Para criar um inventário personalizado, um usuário pode criar grupos de descoberta para organizar e gerenciar as sementes que usa quando executa descobertas. O usuário pode usar grupos de descoberta separados para automatizar o processo de descoberta, configurar a lista de sementes e configurar agendas de execução recorrentes.

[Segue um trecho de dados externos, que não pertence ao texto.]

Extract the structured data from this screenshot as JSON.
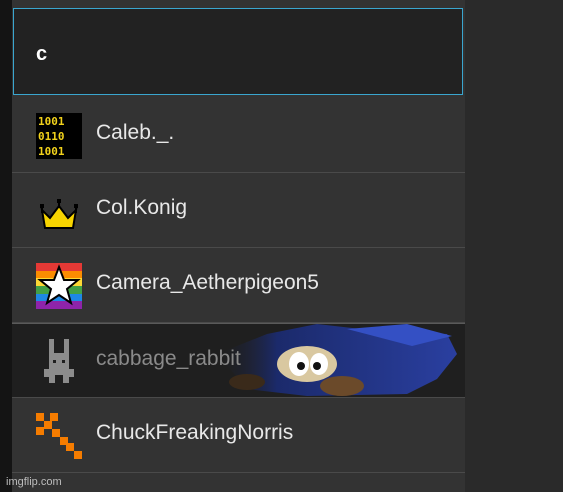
{
  "search": {
    "value": "c"
  },
  "results": [
    {
      "name": "Caleb._.",
      "icon": "binary-code-icon"
    },
    {
      "name": "Col.Konig",
      "icon": "crown-icon"
    },
    {
      "name": "Camera_Aetherpigeon5",
      "icon": "rainbow-star-icon"
    },
    {
      "name": "cabbage_rabbit",
      "icon": "pixel-rabbit-icon"
    },
    {
      "name": "ChuckFreakingNorris",
      "icon": "pixel-blocks-icon"
    }
  ],
  "watermark": "imgflip.com",
  "colors": {
    "accent": "#3aa6cf",
    "panel": "#333333",
    "search_bg": "#222222"
  }
}
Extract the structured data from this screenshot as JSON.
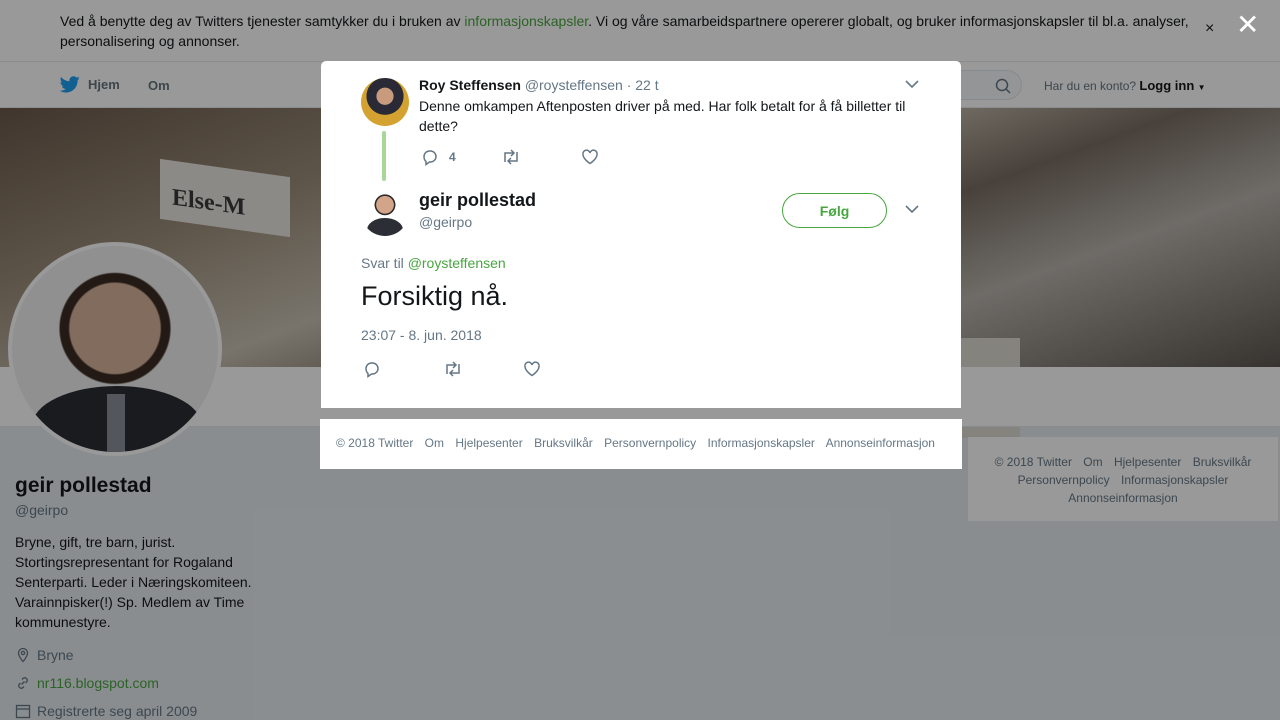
{
  "cookie": {
    "text_before": "Ved å benytte deg av Twitters tjenester samtykker du i bruken av ",
    "link": "informasjonskapsler",
    "text_after": ". Vi og våre samarbeidspartnere opererer globalt, og bruker informasjonskapsler til bl.a. analyser, personalisering og annonser.",
    "close": "×"
  },
  "nav": {
    "home": "Hjem",
    "about": "Om",
    "login_prompt": "Har du en konto?",
    "login": "Logg inn"
  },
  "banner": {
    "sign_text": "Else-M"
  },
  "profile": {
    "name": "geir pollestad",
    "handle": "@geirpo",
    "bio": "Bryne, gift, tre barn, jurist. Stortingsrepresentant for Rogaland Senterparti. Leder i Næringskomiteen. Varainnpisker(!) Sp. Medlem av Time kommunestyre.",
    "location": "Bryne",
    "website": "nr116.blogspot.com",
    "joined": "Registrerte seg april 2009"
  },
  "side_footer": [
    "© 2018 Twitter",
    "Om",
    "Hjelpesenter",
    "Bruksvilkår",
    "Personvernpolicy",
    "Informasjonskapsler",
    "Annonseinformasjon"
  ],
  "overlay_close": "✕",
  "parent_tweet": {
    "name": "Roy Steffensen",
    "handle": "@roysteffensen",
    "time": "· 22 t",
    "text": "Denne omkampen Aftenposten driver på med. Har folk betalt for å få billetter til dette?",
    "reply_count": "4"
  },
  "tweet": {
    "name": "geir pollestad",
    "handle": "@geirpo",
    "follow_label": "Følg",
    "reply_prefix": "Svar til ",
    "reply_to": "@roysteffensen",
    "text": "Forsiktig nå.",
    "timestamp": "23:07 - 8. jun. 2018"
  },
  "modal_footer": [
    "© 2018 Twitter",
    "Om",
    "Hjelpesenter",
    "Bruksvilkår",
    "Personvernpolicy",
    "Informasjonskapsler",
    "Annonseinformasjon"
  ],
  "colors": {
    "accent": "#48a53f",
    "thread_line": "#a6d89c",
    "muted": "#657786",
    "overlay": "rgba(0,0,0,0.4)"
  }
}
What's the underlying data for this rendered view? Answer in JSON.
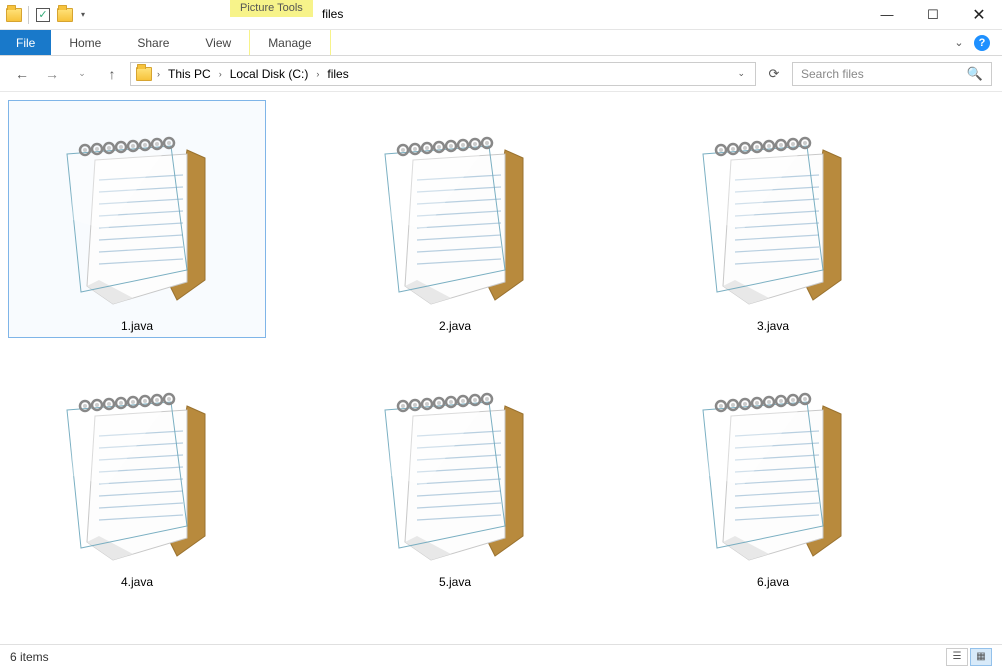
{
  "window": {
    "title": "files",
    "contextual_tab": "Picture Tools"
  },
  "ribbon": {
    "file": "File",
    "home": "Home",
    "share": "Share",
    "view": "View",
    "manage": "Manage"
  },
  "breadcrumb": {
    "segments": [
      "This PC",
      "Local Disk (C:)",
      "files"
    ]
  },
  "search": {
    "placeholder": "Search files"
  },
  "files": [
    {
      "name": "1.java",
      "selected": true
    },
    {
      "name": "2.java",
      "selected": false
    },
    {
      "name": "3.java",
      "selected": false
    },
    {
      "name": "4.java",
      "selected": false
    },
    {
      "name": "5.java",
      "selected": false
    },
    {
      "name": "6.java",
      "selected": false
    }
  ],
  "status": {
    "item_count": "6 items"
  }
}
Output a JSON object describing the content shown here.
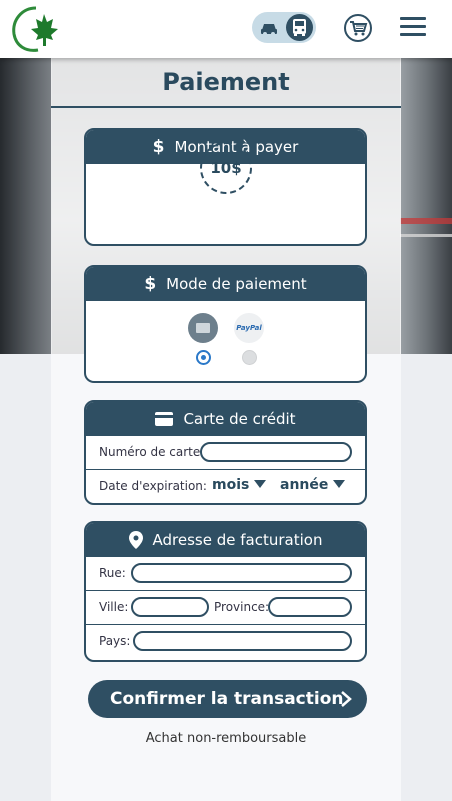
{
  "header": {
    "logo_icon": "maple-leaf-logo-icon",
    "mode_toggle": {
      "car_icon": "car-icon",
      "bus_icon": "bus-icon",
      "selected": "bus"
    },
    "cart_icon": "shopping-cart-icon",
    "menu_icon": "hamburger-menu-icon"
  },
  "page": {
    "title": "Paiement"
  },
  "amount_card": {
    "title": "Montant à payer",
    "icon": "dollar-icon",
    "value": "10$"
  },
  "payment_mode_card": {
    "title": "Mode de paiement",
    "icon": "dollar-icon",
    "options": [
      {
        "name": "credit-card",
        "icon": "credit-card-icon",
        "selected": true
      },
      {
        "name": "paypal",
        "icon": "paypal-icon",
        "label": "PayPal",
        "selected": false
      }
    ]
  },
  "credit_card": {
    "title": "Carte de crédit",
    "icon": "credit-card-icon",
    "number_label": "Numéro de carte:",
    "number_value": "",
    "expiry_label": "Date d'expiration:",
    "month_select": "mois",
    "year_select": "année"
  },
  "billing": {
    "title": "Adresse de facturation",
    "icon": "location-pin-icon",
    "street_label": "Rue:",
    "city_label": "Ville:",
    "province_label": "Province:",
    "country_label": "Pays:"
  },
  "actions": {
    "confirm_label": "Confirmer la transaction",
    "confirm_icon": "chevron-right-icon",
    "note": "Achat non-remboursable"
  },
  "colors": {
    "primary": "#2f4f63",
    "toggle_bg": "#c7dbe6",
    "radio_accent": "#2a78c8"
  }
}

Inventário confirmado vs. ativos candidatos
Se o mecanismo de descoberta detetar uma forte conexão entre um ativo potencial e a semente inicial, o sistema rotulará automaticamente o ativo com o estado Inventário Confirmado. À medida que as conexões com essa semente são verificadas iterativamente e conexões de terceiro ou quarto nível são descobertas, a confiança do sistema na propriedade de quaisquer ativos recém-detectados diminui. Da mesma forma, o sistema pode detetar ativos que são relevantes para sua organização, mas não pertencem diretamente a você.
Por esses motivos, os ativos recém-descobertos são rotulados com um dos seguintes estados:
| Nome do estado | Description |
|---|---|
| Inventário Aprovado | Um item que faz parte da sua própria superfície de ataque. É um item pelo qual você é diretamente responsável. |
| Dependência | Infraestrutura que pertence a terceiros, mas faz parte da sua superfície de ataque porque suporta diretamente a operação dos seus ativos próprios. Por exemplo, você pode depender de um provedor de TI para hospedar seu conteúdo da Web. O domínio, o nome do host e as páginas fariam parte do seu inventário aprovado, portanto, convém tratar o endereço IP que executa o host como uma dependência. |
| Apenas monitor | Um ativo que é relevante para sua superfície de ataque, mas não é controlado diretamente ou uma dependência técnica. Por exemplo, franqueados independentes ou ativos que pertencem a empresas relacionadas podem ser rotulados como Monitor Only em vez de Approved Inventory para separar os grupos para fins de relatório. |
| Candidato | Um ativo que tem alguma relação com os ativos semente conhecidos da sua organização, mas que não tem uma conexão forte o suficiente para rotulá-lo imediatamente como Inventário Aprovado. Você deve revisar manualmente esses ativos candidatos para determinar a propriedade. |
| Requer investigação | Um estado semelhante ao estado Candidato , mas esse valor é aplicado a ativos que exigem investigação manual para validação. O estado é determinado com base em nossas pontuações de confiança geradas internamente que avaliam a força das conexões detetadas entre ativos. Ele não indica a relação exata da infraestrutura com a organização, mas sinaliza o ativo para mais revisão para determinar como ele deve ser categorizado. |
Ao revisar ativos, recomendamos que você comece com os ativos rotulados como Requer investigação. Os detalhes dos ativos são continuamente atualizados e atualizados ao longo do tempo para manter um mapa preciso dos estados e relacionamentos dos ativos e para descobrir os ativos recém-criados à medida que surgem. O processo de descoberta é gerenciado colocando sementes em grupos de descoberta que você pode agendar para execução recorrente. Depois que um inventário é preenchido, o sistema EASM do Defender verifica continuamente seus ativos usando a tecnologia de usuário virtual da Microsoft para descobrir dados novos e detalhados sobre cada ativo. O processo examina o conteúdo e o comportamento de cada página em sites aplicáveis para fornecer informações robustas que você pode usar para identificar vulnerabilidades, problemas de conformidade e outros riscos potenciais para sua organização.